Pero hay que seguir trabajando, como lo vienen haciendo todos los integrantes de la Comisión, encabezados por el vicepresidente Jorge Arreaza, para lograr que los partidos políticos opositores formen parte del mecanismo de diálogo, al igual que los estudiantes y demás sectores del país. El diálogo tiene sus detractores, es cierto. De lado y lado hay desconfianza, y es lo natural en un país tan polarizado como el nuestro. Lo importante es crear un clima de confianza que permita avanzar.

Tal y como lo hemos dicho, se requieren señales claras por parte del gobierno, pero también por parte de la oposición. En eso se está trabajando intensamente. Son días de reuniones formales e informales. Los resultados no son cosa de coser y cantar, pero hay que poner una dosis extra de optimismo en la capacidad que podemos tener los venezolanos para superar la violencia y encontrar soluciones. Creemos haber sido lo suficientemente explícitos en nuestros planteamientos sobre este difícil momento, tanto en la primera como en la segunda reunión realizada en Miraflores y transmitidas suficientemente en los medios .Por ello no quiero ser reiterativo sino en el deseo de que este esfuerzo dé sus frutos.

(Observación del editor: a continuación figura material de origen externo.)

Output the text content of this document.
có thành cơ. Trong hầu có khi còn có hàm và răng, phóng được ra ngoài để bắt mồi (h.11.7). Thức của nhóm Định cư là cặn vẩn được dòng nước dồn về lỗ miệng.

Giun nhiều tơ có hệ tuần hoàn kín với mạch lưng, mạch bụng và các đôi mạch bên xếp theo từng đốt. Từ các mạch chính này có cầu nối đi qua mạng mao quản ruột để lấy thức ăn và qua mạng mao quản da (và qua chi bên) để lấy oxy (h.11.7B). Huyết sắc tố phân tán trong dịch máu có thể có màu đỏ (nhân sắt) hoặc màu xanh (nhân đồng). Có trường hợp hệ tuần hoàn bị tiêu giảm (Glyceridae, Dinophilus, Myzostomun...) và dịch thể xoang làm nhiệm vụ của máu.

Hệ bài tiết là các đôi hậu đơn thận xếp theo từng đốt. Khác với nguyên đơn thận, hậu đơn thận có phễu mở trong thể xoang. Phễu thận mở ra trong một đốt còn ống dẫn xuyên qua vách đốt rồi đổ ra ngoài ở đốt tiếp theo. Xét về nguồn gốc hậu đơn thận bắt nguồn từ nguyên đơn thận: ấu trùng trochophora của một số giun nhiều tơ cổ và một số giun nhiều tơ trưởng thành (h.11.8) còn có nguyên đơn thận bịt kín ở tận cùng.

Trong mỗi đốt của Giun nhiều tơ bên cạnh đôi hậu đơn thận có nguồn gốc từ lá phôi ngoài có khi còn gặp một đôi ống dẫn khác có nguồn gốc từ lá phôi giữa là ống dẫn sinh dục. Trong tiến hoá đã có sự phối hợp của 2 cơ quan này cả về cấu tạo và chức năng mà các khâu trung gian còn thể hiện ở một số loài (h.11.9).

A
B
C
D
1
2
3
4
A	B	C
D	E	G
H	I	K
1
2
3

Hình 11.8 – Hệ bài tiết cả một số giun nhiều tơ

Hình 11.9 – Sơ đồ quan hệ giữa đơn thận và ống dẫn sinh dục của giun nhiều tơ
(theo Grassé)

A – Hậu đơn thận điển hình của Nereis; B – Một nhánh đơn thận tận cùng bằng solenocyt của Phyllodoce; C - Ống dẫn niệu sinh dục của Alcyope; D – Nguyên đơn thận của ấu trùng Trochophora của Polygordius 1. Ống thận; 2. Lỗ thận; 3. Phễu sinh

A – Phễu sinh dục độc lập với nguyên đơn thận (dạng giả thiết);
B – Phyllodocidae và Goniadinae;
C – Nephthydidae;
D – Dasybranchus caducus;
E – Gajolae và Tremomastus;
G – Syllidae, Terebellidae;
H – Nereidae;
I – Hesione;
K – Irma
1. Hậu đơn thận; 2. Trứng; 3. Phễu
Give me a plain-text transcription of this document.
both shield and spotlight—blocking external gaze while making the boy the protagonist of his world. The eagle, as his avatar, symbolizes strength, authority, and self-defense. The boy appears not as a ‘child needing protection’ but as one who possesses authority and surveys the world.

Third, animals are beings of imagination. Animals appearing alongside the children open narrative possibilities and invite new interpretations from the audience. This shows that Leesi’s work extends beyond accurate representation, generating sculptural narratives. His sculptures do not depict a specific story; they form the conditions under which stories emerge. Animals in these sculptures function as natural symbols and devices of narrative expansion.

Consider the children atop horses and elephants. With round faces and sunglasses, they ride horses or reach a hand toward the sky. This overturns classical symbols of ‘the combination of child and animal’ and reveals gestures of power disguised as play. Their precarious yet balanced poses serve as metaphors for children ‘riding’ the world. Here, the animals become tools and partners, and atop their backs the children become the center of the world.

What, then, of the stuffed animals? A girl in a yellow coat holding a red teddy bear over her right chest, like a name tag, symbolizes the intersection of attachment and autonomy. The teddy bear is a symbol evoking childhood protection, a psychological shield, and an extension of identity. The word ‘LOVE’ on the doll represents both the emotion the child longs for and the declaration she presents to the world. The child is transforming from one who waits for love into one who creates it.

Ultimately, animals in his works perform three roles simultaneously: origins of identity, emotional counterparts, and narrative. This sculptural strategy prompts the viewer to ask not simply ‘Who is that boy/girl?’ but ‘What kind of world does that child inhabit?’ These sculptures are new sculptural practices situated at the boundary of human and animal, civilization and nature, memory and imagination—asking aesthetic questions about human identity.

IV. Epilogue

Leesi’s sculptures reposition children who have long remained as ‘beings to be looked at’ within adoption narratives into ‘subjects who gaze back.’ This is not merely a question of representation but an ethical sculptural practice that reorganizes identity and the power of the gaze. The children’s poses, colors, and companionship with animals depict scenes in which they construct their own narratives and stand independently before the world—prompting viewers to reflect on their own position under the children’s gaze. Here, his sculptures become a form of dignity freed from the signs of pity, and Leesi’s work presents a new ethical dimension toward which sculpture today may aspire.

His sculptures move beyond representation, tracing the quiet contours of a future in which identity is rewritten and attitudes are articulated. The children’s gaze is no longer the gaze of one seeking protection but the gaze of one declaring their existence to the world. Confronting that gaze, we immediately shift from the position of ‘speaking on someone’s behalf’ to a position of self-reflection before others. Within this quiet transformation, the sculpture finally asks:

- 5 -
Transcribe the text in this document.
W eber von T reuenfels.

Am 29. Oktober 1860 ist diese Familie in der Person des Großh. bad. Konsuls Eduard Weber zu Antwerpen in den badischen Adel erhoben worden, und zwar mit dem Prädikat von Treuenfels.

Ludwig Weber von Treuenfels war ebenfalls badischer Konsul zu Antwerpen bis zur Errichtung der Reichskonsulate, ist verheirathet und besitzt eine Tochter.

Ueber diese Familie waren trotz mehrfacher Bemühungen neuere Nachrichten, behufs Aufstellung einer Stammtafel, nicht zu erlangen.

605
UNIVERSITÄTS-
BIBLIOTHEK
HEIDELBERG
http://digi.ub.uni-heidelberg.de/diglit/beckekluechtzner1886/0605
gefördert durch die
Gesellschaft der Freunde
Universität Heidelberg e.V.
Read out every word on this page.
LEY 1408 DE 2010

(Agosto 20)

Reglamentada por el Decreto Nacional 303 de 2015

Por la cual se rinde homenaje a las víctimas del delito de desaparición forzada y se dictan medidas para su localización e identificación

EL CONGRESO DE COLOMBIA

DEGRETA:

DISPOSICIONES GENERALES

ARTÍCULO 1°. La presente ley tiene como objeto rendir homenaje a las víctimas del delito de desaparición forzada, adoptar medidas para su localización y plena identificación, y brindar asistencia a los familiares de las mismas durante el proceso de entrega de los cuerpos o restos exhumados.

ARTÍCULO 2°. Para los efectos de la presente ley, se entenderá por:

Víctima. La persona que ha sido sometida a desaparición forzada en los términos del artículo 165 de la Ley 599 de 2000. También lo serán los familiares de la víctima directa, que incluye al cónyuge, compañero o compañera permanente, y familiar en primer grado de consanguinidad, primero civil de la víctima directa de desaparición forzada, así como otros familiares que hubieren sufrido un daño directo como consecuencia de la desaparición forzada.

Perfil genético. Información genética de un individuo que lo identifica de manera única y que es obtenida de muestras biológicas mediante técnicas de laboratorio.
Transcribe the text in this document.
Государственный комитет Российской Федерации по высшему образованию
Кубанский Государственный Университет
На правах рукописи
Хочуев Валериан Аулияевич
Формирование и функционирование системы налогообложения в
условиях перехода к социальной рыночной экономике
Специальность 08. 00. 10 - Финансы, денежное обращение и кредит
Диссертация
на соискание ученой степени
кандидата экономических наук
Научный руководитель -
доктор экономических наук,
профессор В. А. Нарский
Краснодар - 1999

La agenda de este diálogo no tiene límites, tal y como el propio presidente Nicolás Maduro lo afirmó. Por ello la importancia de crear los espacios para que los partidos políticos, los medios de comunicación social, los   periodistas, los universitarios, los trabajadores, y todos los sectores puedan expresarse, presentar sus demandas, exigir soluciones, hacer propuestas y recibir respuestas a sus planteamientos. Utilicemos el coraje de los venezolanos para construir puentes en lugar de colocar barricadas, de cualquier naturaleza. Y pongamos el acento en trabajar para que nadie en  Venezuela se sienta excluido, para que tengan plena vigencia los derechos plasmados en nuestra carta magna, y para que superemos esta coyuntura y podamos extraer de ella, todos, las conclusiones que nos permitan dejarle un mejor país a las nuevas generaciones.